The Offertory amounted to £682. Money is sorely needed by the Sisters now, for there is a builder's account of £1,700 to be met shortly, and a great deal more than this is required to pay off liabilities already incurred. Those who are more immediately [34/35] and personally interested in and connected with the work, have come forward most generously, and it is now for what we may term outsiders, to testify by their donations the appreciation they have of the works of mercy carried on by the Sisters of S. Margaret's.

If every reader of this account were to send at once but one shilling towards the funds, it would almost clear off the whole sum owing to the builder, and relieve the Sisters, who do so much for others, of a very pressing burden. After service the luncheon tent was the centre of attraction, and in a short time more than five hundred persons were seated at a substantial repast; Mr. F. Barchard, who had laid the first stone of the building, in the chair.

The usual toasts were given, short speeches made, and the memory of the founder drunk in solemn silence.
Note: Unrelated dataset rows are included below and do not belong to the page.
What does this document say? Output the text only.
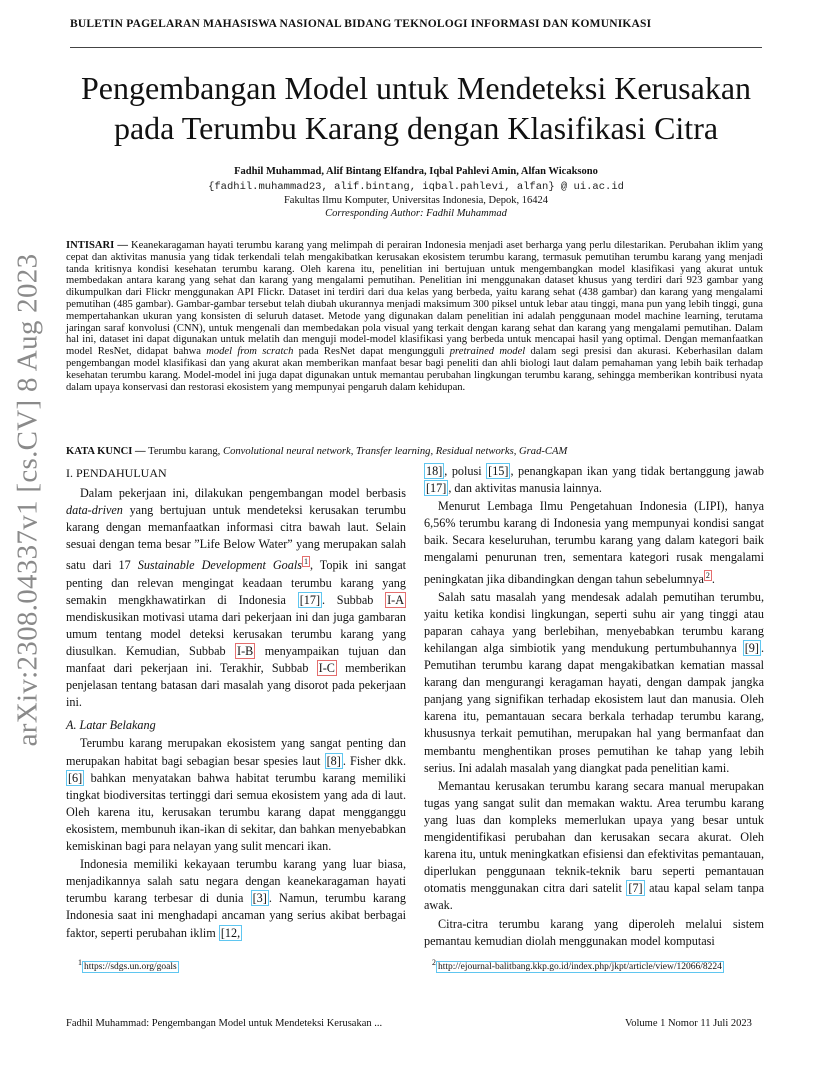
BULETIN PAGELARAN MAHASISWA NASIONAL BIDANG TEKNOLOGI INFORMASI DAN KOMUNIKASI
arXiv:2308.04337v1 [cs.CV] 8 Aug 2023
Pengembangan Model untuk Mendeteksi Kerusakan pada Terumbu Karang dengan Klasifikasi Citra
Fadhil Muhammad, Alif Bintang Elfandra, Iqbal Pahlevi Amin, Alfan Wicaksono
{fadhil.muhammad23, alif.bintang, iqbal.pahlevi, alfan} @ ui.ac.id
Fakultas Ilmu Komputer, Universitas Indonesia, Depok, 16424
Corresponding Author: Fadhil Muhammad
INTISARI — Keanekaragaman hayati terumbu karang yang melimpah di perairan Indonesia menjadi aset berharga yang perlu dilestarikan. Perubahan iklim yang cepat dan aktivitas manusia yang tidak terkendali telah mengakibatkan kerusakan ekosistem terumbu karang, termasuk pemutihan terumbu karang yang menjadi tanda kritisnya kondisi kesehatan terumbu karang. Oleh karena itu, penelitian ini bertujuan untuk mengembangkan model klasifikasi yang akurat untuk membedakan antara karang yang sehat dan karang yang mengalami pemutihan. Penelitian ini menggunakan dataset khusus yang terdiri dari 923 gambar yang dikumpulkan dari Flickr menggunakan API Flickr. Dataset ini terdiri dari dua kelas yang berbeda, yaitu karang sehat (438 gambar) dan karang yang mengalami pemutihan (485 gambar). Gambar-gambar tersebut telah diubah ukurannya menjadi maksimum 300 piksel untuk lebar atau tinggi, mana pun yang lebih tinggi, guna mempertahankan ukuran yang konsisten di seluruh dataset. Metode yang digunakan dalam penelitian ini adalah penggunaan model machine learning, terutama jaringan saraf konvolusi (CNN), untuk mengenali dan membedakan pola visual yang terkait dengan karang sehat dan karang yang mengalami pemutihan. Dalam hal ini, dataset ini dapat digunakan untuk melatih dan menguji model-model klasifikasi yang berbeda untuk mencapai hasil yang optimal. Dengan memanfaatkan model ResNet, didapat bahwa model from scratch pada ResNet dapat mengungguli pretrained model dalam segi presisi dan akurasi. Keberhasilan dalam pengembangan model klasifikasi dan yang akurat akan memberikan manfaat besar bagi peneliti dan ahli biologi laut dalam pemahaman yang lebih baik terhadap kesehatan terumbu karang. Model-model ini juga dapat digunakan untuk memantau perubahan lingkungan terumbu karang, sehingga memberikan kontribusi nyata dalam upaya konservasi dan restorasi ekosistem yang mempunyai pengaruh dalam kehidupan.
KATA KUNCI — Terumbu karang, Convolutional neural network, Transfer learning, Residual networks, Grad-CAM
I. PENDAHULUAN

Dalam pekerjaan ini, dilakukan pengembangan model berbasis data-driven yang bertujuan untuk mendeteksi kerusakan terumbu karang dengan memanfaatkan informasi citra bawah laut. Selain sesuai dengan tema besar ”Life Below Water” yang merupakan salah satu dari 17 Sustainable Development Goals $^1$ , Topik ini sangat penting dan relevan mengingat keadaan terumbu karang yang semakin mengkhawatirkan di Indonesia [17] . Subbab I-A mendiskusikan motivasi utama dari pekerjaan ini dan juga gambaran umum tentang model deteksi kerusakan terumbu karang yang diusulkan. Kemudian, Subbab I-B menyampaikan tujuan dan manfaat dari pekerjaan ini. Terakhir, Subbab I-C memberikan penjelasan tentang batasan dari masalah yang disorot pada pekerjaan ini.

A. Latar Belakang

Terumbu karang merupakan ekosistem yang sangat penting dan merupakan habitat bagi sebagian besar spesies laut [8] . Fisher dkk. [6] bahkan menyatakan bahwa habitat terumbu karang memiliki tingkat biodiversitas tertinggi dari semua ekosistem yang ada di laut. Oleh karena itu, kerusakan terumbu karang dapat mengganggu ekosistem, membunuh ikan-ikan di sekitar, dan bahkan menyebabkan kemiskinan bagi para nelayan yang sulit mencari ikan.

Indonesia memiliki kekayaan terumbu karang yang luar biasa, menjadikannya salah satu negara dengan keanekaragaman hayati terumbu karang terbesar di dunia [3] . Namun, terumbu karang Indonesia saat ini menghadapi ancaman yang serius akibat berbagai faktor, seperti perubahan iklim [12,

18] , polusi [15] , penangkapan ikan yang tidak bertanggung jawab [17] , dan aktivitas manusia lainnya.

Menurut Lembaga Ilmu Pengetahuan Indonesia (LIPI), hanya 6,56% terumbu karang di Indonesia yang mempunyai kondisi sangat baik. Secara keseluruhan, terumbu karang yang dalam kategori baik mengalami penurunan tren, sementara kategori rusak mengalami peningkatan jika dibandingkan dengan tahun sebelumnya $^2$ .

Salah satu masalah yang mendesak adalah pemutihan terumbu, yaitu ketika kondisi lingkungan, seperti suhu air yang tinggi atau paparan cahaya yang berlebihan, menyebabkan terumbu karang kehilangan alga simbiotik yang mendukung pertumbuhannya [9] . Pemutihan terumbu karang dapat mengakibatkan kematian massal karang dan mengurangi keragaman hayati, dengan dampak jangka panjang yang signifikan terhadap ekosistem laut dan manusia. Oleh karena itu, pemantauan secara berkala terhadap terumbu karang, khususnya terkait pemutihan, merupakan hal yang bermanfaat dan membantu menghentikan proses pemutihan ke tahap yang lebih serius. Ini adalah masalah yang diangkat pada penelitian kami.

Memantau kerusakan terumbu karang secara manual merupakan tugas yang sangat sulit dan memakan waktu. Area terumbu karang yang luas dan kompleks memerlukan upaya yang besar untuk mengidentifikasi perubahan dan kerusakan secara akurat. Oleh karena itu, untuk meningkatkan efisiensi dan efektivitas pemantauan, diperlukan penggunaan teknik-teknik baru seperti pemantauan otomatis menggunakan citra dari satelit [7] atau kapal selam tanpa awak.

Citra-citra terumbu karang yang diperoleh melalui sistem pemantau kemudian diolah menggunakan model komputasi

$^1$ https://sdgs.un.org/goals	$^2$ http://ejournal-balitbang.kkp.go.id/index.php/jkpt/article/view/12066/8224
Fadhil Muhammad: Pengembangan Model untuk Mendeteksi Kerusakan ...	Volume 1 Nomor 11 Juli 2023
Vespers were sung at half-past four, and again the chapel was crowded. This was followed by a Te Deum, and by the admission of some new Associates, after which the visitors prepared for departure by the 6.15 train. Their places in the chapel were soon filled by the townspeople of East Grinsted, who, by way of showing their sympathy with S. Margaret's and its work, had begged for a late service, to which they might have admittance. This of course was cheerfully granted, and fully appreciated. Mr. Monk stayed to play at this service, and Dr. Littledale preached from Joshua xvii. 14, 15, applying the text mystically as illustrating the growth of the Sisterhood, and the necessary [35/36] enlargement of their house now that they had become a great people.
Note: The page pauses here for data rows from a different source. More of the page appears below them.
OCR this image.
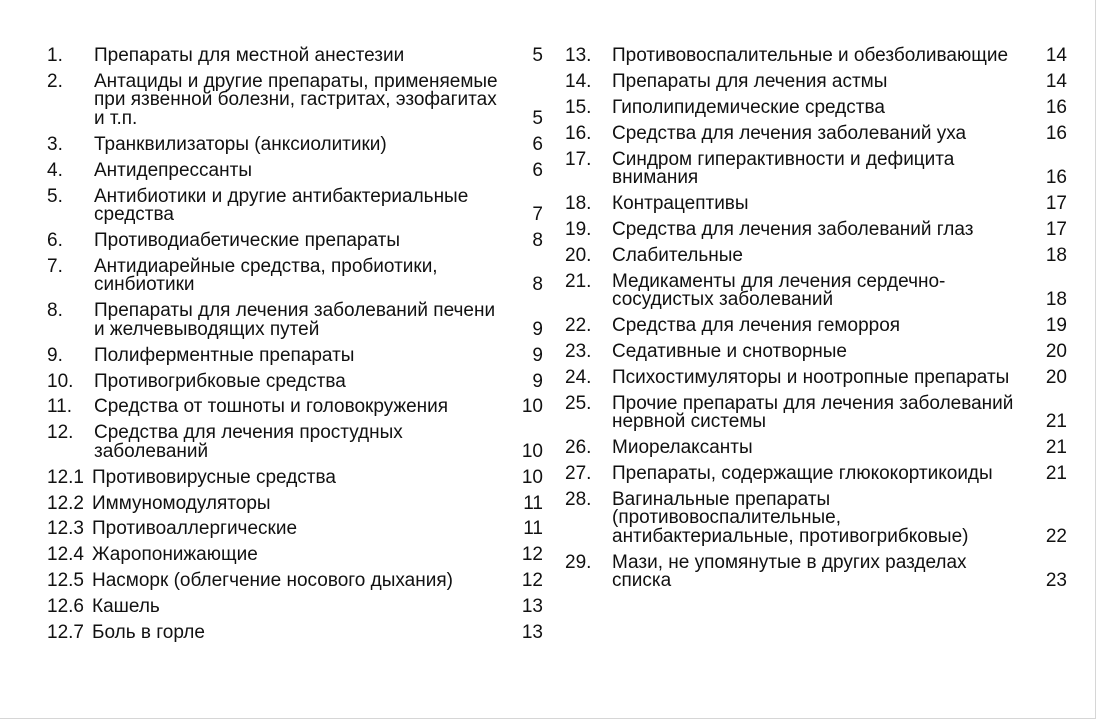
1. Препараты для местной анестезии	5
2. Антациды и другие препараты, применяемые при язвенной болезни, гастритах, эзофагитах и т.п.	5
3. Транквилизаторы (анксиолитики)	6
4. Антидепрессанты	6
5. Антибиотики и другие антибактериальные средства	7
6. Противодиабетические препараты	8
7. Антидиарейные средства, пробиотики, синбиотики	8
8. Препараты для лечения заболеваний печени и желчевыводящих путей	9
9. Полиферментные препараты	9
10. Противогрибковые средства	9
11. Средства от тошноты и головокружения	10
12. Средства для лечения простудных заболеваний	10
12.1 Противовирусные средства	10
12.2 Иммуномодуляторы	11
12.3 Противоаллергические	11
12.4 Жаропонижающие	12
12.5 Насморк (облегчение носового дыхания)	12
12.6 Кашель	13
12.7 Боль в горле	13
13. Противовоспалительные и обезболивающие	14
14. Препараты для лечения астмы	14
15. Гиполипидемические средства	16
16. Средства для лечения заболеваний уха	16
17. Синдром гиперактивности и дефицита внимания	16
18. Контрацептивы	17
19. Средства для лечения заболеваний глаз	17
20. Слабительные	18
21. Медикаменты для лечения сердечно-сосудистых заболеваний	18
22. Средства для лечения геморроя	19
23. Седативные и снотворные	20
24. Психостимуляторы и ноотропные препараты	20
25. Прочие препараты для лечения заболеваний нервной системы	21
26. Миорелаксанты	21
27. Препараты, содержащие глюкокортикоиды	21
28. Вагинальные препараты (противовоспалительные, антибактериальные, противогрибковые)	22
29. Мази, не упомянутые в других разделах списка	23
The workmen, with their wires and families, and many of the poorer neighbours, were entertained at a substantial tea and supper, fully sharing in the festivities.

It would not be right to close this account of the long-looked-for opening of the new building of S. Margaret's, without mentioning the names of a few of those--not less than a thousand of all classes--who came to show their sympathy with the Sisters on the occasion, and to fulfil the Scripture injunction by rejoicing with those that do rejoice.

Amongst those present were, of the clergy:--The Hon. the Rev. Canon Courtenay, Chaplain to the Queen, the Rev. Canon Woodard, Dr. Littledale, the Hon. and Rev. A. C. Stanley, Revs. A. H. Mackonochie, C. E. Lowder, J. E. Vaux, T. T. Carter, J. Thornton, A. K. Statham, Gerard Moultrie, H. D. Nihill, E. Husband, J. J. Elkington, T. A. Maberly, W. H. Campion, C. J. Le Geyt, T. J. Bailey; and of the faithful laity, besides the founder's widow and daughters. Lord Eliot, Rear-Admiral Baillie Hamilton, Captain Kemp, Mr. E. Barchard, Professor Bentley, Mr. E. Brett, Mr. E. Porter, Mr. Phelps, Mr. Bayman, and other friends from the Island of Madeira, where Dr. Neale's memory has been cherished since his visit a quarter of a century ago to its health-restoring climate, by which his valuable life was for so many years prolonged.